Abstract

4074 Background: The PI3K/Akt/mTOR pathway, a key regulator of cellular proliferation and angiogenesis, has emerged as a contributor to hepatocarcinogenesis. Everolimus, an mTOR inhibitor, exhibits antineoplastic activity in preclinical and experimental models of HCC. Sorafenib, a multi-tyrosine kinase (including Raf) inhibitor, is the only targeted therapy demonstrating a survival benefit and approved for first-line treatment in patients with unresectable HCC. Enhanced efficacy may be achieved through dual inhibition of key signaling pathways involved in hepatocarcinogenesis. We evaluated the maximum tolerated dose (MTD) and pharmacokinetics of everolimus in combination with 400 mg bid of sorafenib in patients with advanced HCC. Methods: In this phase I study (NCT00828594) patients ≥18 years of age with measurable, previously untreated, BCLC Stage B or C HCC and ECOG score of 0-1, Child-Pugh’s A (5-6 points) received escalating doses of everolimus starting at 2.5 mg qd + sorafenib 400 mg bid for 28 days. Primary endpoint was MTD. Results: Thirty patients with advanced HCC were enrolled (everolimus 2.5 mg qd, n=16; everolimus 5 mg qd, n=14). Most patients were Asian (73%) and HBsAg positive (63%), with BCLC Stage C HCC (93%). Dose escalation above 5 mg qd was not achieved. Dose-limiting toxicity was grade 3 AST elevation (n=1) in the 2.5 mg group and grade 3/4 thrombocytopenia (n= 5) and hyperbilirubinemia (n=1) in the 5.0 mg group.
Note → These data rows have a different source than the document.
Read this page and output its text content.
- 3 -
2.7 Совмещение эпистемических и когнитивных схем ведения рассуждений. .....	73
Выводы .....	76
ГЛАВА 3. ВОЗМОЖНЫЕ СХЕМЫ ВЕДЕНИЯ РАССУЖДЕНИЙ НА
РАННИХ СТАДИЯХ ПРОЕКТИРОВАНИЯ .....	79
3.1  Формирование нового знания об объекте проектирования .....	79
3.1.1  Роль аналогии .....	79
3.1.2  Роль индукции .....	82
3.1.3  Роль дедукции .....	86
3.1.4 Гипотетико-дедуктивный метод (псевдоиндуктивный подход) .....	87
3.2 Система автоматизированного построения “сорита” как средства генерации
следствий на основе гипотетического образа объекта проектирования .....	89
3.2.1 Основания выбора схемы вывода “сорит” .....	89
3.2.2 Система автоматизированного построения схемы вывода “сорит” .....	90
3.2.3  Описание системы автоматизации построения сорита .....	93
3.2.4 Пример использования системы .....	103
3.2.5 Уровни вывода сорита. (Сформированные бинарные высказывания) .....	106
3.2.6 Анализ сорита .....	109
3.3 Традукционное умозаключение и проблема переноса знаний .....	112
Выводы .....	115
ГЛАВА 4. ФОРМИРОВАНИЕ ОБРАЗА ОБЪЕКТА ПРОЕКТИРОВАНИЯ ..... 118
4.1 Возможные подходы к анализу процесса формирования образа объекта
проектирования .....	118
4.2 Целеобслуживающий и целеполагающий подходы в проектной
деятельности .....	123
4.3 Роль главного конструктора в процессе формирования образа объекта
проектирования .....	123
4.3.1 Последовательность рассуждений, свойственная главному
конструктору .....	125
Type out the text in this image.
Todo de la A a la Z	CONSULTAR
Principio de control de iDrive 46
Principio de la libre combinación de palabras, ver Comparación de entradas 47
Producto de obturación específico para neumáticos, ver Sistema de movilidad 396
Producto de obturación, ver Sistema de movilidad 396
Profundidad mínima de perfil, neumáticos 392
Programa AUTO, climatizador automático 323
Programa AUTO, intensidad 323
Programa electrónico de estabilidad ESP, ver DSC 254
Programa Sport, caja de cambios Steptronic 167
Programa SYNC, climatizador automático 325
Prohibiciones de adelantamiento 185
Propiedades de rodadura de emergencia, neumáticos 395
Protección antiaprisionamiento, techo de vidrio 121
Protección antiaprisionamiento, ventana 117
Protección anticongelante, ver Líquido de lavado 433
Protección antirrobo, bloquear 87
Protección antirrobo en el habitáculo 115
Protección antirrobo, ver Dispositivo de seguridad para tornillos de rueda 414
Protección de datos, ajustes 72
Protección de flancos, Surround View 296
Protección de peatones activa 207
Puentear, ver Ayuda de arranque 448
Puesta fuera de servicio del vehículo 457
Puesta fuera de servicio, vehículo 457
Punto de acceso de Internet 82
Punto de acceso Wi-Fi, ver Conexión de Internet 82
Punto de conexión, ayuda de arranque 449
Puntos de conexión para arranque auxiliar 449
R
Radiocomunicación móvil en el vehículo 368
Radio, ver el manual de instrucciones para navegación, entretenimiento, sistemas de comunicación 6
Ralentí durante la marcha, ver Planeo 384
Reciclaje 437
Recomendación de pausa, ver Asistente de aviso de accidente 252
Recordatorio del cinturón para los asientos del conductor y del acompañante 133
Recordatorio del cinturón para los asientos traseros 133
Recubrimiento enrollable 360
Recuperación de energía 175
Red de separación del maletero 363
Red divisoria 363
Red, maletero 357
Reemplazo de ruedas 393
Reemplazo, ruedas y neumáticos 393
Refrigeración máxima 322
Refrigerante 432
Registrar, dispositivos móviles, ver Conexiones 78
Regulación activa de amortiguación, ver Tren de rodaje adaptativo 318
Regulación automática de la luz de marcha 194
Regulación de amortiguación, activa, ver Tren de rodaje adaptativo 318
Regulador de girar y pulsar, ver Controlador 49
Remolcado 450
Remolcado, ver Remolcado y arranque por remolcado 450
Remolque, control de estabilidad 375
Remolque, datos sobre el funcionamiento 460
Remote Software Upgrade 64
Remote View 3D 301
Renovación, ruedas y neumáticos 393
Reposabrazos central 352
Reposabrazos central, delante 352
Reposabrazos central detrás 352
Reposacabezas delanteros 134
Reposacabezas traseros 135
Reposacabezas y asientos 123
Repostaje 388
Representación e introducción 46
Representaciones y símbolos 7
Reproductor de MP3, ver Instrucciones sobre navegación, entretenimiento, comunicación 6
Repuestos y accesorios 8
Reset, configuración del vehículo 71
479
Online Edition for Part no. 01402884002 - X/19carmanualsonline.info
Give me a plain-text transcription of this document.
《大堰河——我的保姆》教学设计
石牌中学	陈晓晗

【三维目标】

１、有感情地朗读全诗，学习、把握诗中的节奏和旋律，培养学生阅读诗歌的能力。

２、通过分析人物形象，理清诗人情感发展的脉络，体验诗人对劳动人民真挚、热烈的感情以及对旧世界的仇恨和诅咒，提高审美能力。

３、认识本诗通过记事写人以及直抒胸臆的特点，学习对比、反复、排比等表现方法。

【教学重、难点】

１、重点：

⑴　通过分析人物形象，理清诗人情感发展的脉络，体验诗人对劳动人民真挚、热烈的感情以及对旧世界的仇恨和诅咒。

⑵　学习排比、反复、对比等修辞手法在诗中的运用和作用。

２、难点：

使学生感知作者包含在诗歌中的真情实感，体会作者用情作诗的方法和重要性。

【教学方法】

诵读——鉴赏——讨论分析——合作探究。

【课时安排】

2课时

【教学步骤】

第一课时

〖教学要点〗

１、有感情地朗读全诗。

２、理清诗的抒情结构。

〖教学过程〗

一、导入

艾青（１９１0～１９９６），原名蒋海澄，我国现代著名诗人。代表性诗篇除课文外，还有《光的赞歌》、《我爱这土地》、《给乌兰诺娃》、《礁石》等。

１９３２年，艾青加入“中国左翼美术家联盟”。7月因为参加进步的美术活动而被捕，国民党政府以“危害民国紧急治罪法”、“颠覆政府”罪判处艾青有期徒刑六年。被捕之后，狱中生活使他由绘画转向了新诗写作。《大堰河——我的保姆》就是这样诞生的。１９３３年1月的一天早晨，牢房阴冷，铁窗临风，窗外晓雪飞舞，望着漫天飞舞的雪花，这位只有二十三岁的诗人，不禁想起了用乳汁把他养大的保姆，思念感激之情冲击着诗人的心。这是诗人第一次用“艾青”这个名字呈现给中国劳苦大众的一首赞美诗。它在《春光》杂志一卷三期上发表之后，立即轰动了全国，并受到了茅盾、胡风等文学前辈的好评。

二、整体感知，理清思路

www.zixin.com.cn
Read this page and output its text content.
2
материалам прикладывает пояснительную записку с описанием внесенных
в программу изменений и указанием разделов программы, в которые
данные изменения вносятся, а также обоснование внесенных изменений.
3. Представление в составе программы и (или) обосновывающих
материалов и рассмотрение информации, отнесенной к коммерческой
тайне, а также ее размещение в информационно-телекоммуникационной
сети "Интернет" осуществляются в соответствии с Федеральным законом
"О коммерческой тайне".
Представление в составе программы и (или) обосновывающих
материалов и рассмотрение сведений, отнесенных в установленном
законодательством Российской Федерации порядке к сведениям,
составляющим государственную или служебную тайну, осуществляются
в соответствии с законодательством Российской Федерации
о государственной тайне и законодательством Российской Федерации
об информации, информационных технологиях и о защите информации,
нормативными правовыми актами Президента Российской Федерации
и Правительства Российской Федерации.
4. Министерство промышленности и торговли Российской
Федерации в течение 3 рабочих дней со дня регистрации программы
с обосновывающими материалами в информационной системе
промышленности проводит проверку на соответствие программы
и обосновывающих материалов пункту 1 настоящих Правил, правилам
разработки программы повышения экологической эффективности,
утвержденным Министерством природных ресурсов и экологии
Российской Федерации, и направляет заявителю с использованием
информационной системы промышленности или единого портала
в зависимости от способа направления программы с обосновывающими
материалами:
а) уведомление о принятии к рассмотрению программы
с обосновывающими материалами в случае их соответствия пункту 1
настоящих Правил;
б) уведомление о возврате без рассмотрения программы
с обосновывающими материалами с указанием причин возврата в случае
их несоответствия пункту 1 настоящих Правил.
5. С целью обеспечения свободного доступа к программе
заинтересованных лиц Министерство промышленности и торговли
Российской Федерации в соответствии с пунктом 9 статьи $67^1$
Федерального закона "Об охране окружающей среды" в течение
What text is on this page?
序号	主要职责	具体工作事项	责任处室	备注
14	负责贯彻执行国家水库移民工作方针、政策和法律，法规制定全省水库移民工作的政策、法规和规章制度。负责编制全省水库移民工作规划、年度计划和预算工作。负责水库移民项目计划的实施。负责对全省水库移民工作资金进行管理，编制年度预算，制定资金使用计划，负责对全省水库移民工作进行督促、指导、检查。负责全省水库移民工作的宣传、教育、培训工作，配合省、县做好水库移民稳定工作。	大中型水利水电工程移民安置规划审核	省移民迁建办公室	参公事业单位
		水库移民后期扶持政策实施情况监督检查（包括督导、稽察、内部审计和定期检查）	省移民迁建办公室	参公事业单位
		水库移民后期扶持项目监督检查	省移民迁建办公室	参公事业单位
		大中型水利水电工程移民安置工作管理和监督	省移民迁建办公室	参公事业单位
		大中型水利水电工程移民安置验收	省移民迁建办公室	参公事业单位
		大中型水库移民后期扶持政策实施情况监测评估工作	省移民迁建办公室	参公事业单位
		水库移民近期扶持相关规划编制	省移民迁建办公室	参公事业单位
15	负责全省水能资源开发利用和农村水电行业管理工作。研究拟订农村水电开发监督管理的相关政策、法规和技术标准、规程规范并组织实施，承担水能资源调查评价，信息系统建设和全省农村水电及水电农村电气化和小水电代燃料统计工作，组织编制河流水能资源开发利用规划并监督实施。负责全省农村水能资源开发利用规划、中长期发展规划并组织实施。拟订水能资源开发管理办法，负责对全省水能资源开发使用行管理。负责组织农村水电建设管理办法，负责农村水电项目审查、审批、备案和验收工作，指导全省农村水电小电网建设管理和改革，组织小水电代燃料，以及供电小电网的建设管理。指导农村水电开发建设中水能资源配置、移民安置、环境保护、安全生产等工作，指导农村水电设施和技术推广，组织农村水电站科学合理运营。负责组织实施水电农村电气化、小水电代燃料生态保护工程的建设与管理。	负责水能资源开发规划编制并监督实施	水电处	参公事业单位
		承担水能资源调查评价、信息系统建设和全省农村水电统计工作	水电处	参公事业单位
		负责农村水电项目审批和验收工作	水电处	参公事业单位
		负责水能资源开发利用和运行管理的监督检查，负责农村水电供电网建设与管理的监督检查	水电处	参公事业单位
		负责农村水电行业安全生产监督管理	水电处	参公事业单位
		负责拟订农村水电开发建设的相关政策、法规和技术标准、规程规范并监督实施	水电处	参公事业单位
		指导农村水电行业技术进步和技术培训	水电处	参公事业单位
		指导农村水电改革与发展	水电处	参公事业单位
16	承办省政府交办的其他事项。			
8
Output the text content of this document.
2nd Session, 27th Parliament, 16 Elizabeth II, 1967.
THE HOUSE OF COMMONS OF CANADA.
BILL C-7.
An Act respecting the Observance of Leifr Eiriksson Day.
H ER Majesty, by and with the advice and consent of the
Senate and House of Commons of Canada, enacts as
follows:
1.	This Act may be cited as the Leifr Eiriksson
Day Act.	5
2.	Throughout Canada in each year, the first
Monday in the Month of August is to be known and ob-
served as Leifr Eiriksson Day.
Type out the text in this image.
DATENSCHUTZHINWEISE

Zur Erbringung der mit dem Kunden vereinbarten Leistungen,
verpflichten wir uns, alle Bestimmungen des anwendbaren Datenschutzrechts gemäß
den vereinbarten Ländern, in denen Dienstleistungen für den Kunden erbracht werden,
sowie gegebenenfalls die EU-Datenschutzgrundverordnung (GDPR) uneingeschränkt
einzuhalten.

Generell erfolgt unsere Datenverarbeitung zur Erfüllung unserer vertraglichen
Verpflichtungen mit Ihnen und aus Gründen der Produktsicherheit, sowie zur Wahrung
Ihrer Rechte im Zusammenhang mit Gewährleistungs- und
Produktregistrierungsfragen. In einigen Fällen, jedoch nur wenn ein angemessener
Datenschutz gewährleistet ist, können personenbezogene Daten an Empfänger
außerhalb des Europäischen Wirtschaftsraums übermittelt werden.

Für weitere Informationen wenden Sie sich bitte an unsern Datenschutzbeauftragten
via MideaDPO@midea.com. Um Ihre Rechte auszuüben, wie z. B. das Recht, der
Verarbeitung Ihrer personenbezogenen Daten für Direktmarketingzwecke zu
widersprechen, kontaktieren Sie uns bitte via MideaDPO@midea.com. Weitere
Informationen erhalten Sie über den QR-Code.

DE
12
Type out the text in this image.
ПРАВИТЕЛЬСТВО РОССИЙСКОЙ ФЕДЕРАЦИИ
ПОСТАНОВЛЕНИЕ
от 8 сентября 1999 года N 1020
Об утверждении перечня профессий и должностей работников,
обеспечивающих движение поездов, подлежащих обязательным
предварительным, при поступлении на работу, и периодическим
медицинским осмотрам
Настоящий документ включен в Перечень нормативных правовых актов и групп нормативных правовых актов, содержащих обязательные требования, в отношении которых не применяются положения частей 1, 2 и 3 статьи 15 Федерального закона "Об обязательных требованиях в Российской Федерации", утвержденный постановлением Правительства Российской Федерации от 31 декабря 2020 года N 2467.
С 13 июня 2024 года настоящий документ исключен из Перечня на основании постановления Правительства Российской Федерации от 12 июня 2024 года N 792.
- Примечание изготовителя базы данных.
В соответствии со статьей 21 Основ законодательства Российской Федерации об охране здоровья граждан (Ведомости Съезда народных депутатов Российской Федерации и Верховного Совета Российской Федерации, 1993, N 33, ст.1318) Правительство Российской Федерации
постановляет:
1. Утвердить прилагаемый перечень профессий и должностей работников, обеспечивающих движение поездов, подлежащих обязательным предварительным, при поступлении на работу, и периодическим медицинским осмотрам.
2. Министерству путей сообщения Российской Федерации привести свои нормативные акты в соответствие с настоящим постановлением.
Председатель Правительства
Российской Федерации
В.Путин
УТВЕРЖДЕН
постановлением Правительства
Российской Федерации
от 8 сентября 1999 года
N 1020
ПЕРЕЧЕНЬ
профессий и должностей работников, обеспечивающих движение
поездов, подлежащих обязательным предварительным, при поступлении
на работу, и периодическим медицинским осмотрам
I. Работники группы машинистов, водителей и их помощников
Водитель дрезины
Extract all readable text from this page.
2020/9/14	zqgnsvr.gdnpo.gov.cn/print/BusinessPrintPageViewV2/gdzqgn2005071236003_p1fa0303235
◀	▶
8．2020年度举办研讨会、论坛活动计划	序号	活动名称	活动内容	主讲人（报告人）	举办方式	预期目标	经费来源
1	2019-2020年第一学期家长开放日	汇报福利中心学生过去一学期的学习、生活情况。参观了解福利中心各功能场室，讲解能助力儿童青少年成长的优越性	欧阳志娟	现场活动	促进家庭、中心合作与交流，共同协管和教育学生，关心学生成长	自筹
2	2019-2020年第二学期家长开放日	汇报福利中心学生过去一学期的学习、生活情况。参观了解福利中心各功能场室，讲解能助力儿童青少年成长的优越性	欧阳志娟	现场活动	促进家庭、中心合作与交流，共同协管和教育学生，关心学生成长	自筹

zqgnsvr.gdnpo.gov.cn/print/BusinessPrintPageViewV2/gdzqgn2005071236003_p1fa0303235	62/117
Drug-related AE rates leading to dose reductions (42.9% vs 0%) and interruptions (71.4% vs 37.5%) were more common in the 5 mg cohort than the 2.5 mg group. Everolimus pharmacokinetics in this population were dose proportional and comparable to that previously reported for monotherapy in non-HCC patients. Disease stabilization occurred in 10 (62.5%) patients and 5 (35.7%) in the 2.5 mg and 5.0 mg groups, respectively. Median time to progression was 3.5 and 3.6 months in the 2.5 mg and 5.0 mg groups, respectively. Conclusions: The MTD of everolimus in combination with sorafenib 400 mg bid was 2.5 mg qd in this population. The inability to achieve what is deemed a biologically effective dose of everolimus in combination with sorafenib will preclude progression to phase II in this study.